At that moment, I knew they had figured it out. They understood that buffaloes have to have a place where they can be buffaloes because if they do not, we will never understand what buffaloes really are. And understanding what buffaloes are and were helps us to understand where we have come from and maybe where we should go as individuals and as a country.
The love of the wild took me all the way to the Canadian wilderness and almost saw me homesteading in the Newfoundland bush. I traded the "relative" civilization of central New Brunswick for Newfoundland, but it was still so wild that we did not need fences for our cattle at the back of the property.
Now I live in one of the most beautiful spots in North America, on the shores of the White Oak River sandwiched between Croatan National Forest and Cape Lookout National Sea Shore.
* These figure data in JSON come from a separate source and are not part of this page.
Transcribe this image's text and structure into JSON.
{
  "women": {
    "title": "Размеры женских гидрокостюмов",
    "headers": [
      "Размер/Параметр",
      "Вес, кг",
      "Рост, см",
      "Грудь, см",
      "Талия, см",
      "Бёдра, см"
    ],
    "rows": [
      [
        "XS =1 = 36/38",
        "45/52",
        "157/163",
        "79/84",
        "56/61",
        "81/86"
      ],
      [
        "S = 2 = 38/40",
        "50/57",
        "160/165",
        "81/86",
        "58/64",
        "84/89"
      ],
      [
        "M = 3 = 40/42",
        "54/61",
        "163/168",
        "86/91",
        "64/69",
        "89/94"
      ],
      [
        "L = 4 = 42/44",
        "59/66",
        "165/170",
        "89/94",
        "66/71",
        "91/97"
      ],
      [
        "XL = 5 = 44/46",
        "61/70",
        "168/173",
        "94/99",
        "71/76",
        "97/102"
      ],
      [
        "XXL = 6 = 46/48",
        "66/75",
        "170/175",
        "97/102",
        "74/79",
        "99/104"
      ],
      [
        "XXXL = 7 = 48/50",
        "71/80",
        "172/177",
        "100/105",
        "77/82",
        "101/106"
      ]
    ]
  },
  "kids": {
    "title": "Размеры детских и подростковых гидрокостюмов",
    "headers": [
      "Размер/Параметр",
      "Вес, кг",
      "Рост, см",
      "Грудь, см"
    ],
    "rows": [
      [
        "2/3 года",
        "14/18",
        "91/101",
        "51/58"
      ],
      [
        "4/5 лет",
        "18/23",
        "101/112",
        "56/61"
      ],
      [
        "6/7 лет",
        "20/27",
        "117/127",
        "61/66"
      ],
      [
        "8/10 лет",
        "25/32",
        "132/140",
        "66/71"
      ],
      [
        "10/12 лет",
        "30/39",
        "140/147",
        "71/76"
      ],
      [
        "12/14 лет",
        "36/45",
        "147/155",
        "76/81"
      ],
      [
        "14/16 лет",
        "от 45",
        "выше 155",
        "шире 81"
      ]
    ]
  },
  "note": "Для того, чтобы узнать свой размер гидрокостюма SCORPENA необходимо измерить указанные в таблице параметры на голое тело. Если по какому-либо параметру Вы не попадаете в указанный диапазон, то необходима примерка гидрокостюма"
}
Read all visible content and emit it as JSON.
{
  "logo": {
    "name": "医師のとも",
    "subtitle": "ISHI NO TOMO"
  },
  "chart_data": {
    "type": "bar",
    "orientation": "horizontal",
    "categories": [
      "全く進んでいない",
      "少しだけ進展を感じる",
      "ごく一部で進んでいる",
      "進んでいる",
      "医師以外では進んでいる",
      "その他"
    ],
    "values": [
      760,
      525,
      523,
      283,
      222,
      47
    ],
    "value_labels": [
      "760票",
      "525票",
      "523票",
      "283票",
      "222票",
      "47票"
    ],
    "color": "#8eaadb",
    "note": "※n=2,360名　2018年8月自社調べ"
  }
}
It is also in this land that the beach belongs to the people.
Carteret County where my wife and I now live most of the time is over half water and not very crowded ten months out of the year.
The first picture in the post was taken from the ocean just off Hammocks Beach State Park yesterday. It is a land of lots of sand and sea. It is hard to tell what is more impressive the sand, sea, or the sky. That particular spot is very reminiscent of Cape Lookout National Seashore.
The second picture is coming in from the White Oak River after watching the evening's sunset. The White Oak itself is pretty wild with a reputation of oyster rocks and shoals that can entrap the unwary boater. Yet is a wonderful place for us to enjoy the beauty around us.
The White Oak is a lot like the wild areas around our farm in Canada. You can get away with being careless a few times, but eventually it will catch up with you.
National Parks touched my life and probably had something to do with my years in Canada searching for a life in the wilderness.
I suspect the many summers of camping on the National Seashore on Ocracoke might be the reason why I now live on the Crystal Coast.
So I wonder, did the parks change your life?